Re: [Condor-users] Questions about DAGMAN jobs & How to setup notification to other users in DAGMAN jobs?



On Wed, 22 Jul 2009, Alas, Alex [FEDI] wrote:

I am here again requesting expert help. I've been away for a while which
is a good thing because my condor environment have been stabled and
working fine also I've been on top of all the needs so far so I thank
you all for the help and support you have been giving me through all
these past times.

I am starting to play with DAGMAN jobs and so far I was able to
successfully submit a few testing jobs but I don't know how to make
DAGMAN submit file to issue a notification to other users (different
than the one is submitting the job).

If you just want to notify a single user, you can do this:

  condor_submit_dag -append 'notify_user = <email>' <whatever>.dag

If you want to notify multiple users, I think you'd have to do something like add a final node to the DAG that would send the notification.

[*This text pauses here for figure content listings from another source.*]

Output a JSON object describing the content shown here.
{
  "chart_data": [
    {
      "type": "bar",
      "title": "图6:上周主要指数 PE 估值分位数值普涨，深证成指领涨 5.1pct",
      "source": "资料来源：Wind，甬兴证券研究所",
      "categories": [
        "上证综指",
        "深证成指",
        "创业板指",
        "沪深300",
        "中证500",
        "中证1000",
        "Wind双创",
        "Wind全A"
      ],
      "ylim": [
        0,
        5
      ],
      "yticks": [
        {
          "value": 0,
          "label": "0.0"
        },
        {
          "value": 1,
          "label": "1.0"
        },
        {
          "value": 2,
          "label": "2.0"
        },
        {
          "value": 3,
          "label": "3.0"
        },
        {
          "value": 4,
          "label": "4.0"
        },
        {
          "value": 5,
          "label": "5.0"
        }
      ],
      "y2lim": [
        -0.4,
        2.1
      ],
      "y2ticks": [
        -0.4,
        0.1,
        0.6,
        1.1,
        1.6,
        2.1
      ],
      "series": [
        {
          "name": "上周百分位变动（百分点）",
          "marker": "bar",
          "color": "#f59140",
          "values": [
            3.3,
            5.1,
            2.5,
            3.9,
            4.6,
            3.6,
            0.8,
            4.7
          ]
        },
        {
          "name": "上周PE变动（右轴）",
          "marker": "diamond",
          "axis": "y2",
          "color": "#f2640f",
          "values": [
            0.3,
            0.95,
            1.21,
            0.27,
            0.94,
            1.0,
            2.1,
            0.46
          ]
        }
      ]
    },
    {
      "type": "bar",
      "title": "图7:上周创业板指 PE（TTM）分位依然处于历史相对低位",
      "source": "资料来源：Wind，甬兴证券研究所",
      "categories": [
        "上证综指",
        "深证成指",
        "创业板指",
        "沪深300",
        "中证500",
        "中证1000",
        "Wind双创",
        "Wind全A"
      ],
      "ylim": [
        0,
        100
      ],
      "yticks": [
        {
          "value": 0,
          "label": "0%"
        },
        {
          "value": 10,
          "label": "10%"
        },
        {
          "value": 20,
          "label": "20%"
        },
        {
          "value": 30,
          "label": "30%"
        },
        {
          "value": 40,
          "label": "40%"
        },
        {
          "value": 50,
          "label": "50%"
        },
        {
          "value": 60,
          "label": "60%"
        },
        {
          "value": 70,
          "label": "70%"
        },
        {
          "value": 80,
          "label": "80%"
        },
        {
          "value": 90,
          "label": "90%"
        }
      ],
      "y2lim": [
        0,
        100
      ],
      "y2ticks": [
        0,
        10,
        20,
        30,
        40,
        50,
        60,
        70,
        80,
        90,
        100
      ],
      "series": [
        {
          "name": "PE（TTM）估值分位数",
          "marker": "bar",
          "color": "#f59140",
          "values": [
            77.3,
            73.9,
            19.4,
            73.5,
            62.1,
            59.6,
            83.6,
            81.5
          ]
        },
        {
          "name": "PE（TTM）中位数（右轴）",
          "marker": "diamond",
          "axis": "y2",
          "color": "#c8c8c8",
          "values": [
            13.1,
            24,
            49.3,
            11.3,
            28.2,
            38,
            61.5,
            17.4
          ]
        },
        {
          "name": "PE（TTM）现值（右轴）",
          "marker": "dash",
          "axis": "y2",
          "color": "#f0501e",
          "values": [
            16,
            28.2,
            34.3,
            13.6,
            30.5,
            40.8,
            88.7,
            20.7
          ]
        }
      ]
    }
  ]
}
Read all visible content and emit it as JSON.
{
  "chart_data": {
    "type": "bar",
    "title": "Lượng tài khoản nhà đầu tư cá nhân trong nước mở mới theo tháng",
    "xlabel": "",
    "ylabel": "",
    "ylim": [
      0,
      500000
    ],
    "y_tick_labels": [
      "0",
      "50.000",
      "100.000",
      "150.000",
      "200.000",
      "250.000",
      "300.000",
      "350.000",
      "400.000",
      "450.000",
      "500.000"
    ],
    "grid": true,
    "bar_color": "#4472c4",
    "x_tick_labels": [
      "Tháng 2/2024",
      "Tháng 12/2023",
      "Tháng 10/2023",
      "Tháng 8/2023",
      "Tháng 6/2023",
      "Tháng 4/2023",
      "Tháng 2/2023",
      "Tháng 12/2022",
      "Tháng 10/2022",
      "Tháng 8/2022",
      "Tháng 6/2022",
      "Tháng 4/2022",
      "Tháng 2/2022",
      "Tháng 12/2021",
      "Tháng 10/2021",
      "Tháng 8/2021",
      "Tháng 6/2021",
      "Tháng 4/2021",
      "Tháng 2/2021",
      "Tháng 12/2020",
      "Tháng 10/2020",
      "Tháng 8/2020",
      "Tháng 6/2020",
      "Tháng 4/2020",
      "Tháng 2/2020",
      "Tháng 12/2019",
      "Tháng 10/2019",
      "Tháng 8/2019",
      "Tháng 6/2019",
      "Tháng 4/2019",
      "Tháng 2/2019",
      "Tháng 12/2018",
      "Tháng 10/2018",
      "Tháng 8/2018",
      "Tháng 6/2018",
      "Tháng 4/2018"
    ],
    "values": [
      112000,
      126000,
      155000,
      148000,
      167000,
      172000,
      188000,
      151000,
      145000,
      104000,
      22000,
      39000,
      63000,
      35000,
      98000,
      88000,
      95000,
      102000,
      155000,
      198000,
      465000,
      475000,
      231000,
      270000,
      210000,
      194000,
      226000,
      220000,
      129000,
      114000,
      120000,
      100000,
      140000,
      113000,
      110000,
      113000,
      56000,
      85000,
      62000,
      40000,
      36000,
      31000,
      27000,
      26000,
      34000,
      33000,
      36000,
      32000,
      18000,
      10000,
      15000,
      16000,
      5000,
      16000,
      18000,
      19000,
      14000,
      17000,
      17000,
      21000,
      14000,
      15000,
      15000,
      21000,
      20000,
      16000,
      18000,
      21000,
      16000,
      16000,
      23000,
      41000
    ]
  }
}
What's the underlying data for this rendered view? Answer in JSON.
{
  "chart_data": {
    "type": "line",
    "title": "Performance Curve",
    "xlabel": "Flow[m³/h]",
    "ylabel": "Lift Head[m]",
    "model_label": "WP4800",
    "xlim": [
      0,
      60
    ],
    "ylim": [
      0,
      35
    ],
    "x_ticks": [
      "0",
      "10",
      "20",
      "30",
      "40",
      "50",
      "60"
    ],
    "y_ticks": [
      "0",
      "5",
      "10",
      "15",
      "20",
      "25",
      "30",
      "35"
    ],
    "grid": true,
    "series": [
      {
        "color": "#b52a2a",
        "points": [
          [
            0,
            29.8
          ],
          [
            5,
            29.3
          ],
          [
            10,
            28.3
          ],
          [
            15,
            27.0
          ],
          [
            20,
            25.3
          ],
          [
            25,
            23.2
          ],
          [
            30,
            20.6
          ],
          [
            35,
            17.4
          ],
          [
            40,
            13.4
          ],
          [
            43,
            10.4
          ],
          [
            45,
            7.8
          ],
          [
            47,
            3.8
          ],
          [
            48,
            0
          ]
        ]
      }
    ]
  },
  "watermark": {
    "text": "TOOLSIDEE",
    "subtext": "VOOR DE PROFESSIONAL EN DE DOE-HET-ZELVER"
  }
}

One more thing, I have read in some DAGMAN tutorials that you can
configure a Rescue part within the DAGMAN jobs but after searching all
over the manual and within those same tutorials I don't find the correct
way to do it, maybe I am looking at the wrong documentation, if anyone
here can point me to a link or document where the rescue part is well
explain, please do so.

Well, you don't really "configure" a rescue DAG -- you get a rescue DAG
if your DAG fails because a node or nodes fail, or because the DAGMan
job itself is condor_rm'ed.  If you are running a fairly recent version
of DAGMan (7.1.0 or later), if a rescue DAG exists, it is run automatically when you run the "base" DAG. With older versions you need to manually run the rescue DAG (e.g., 'condor_submit_dag foo.dag.rescue').

Kent Wenger
Condor Team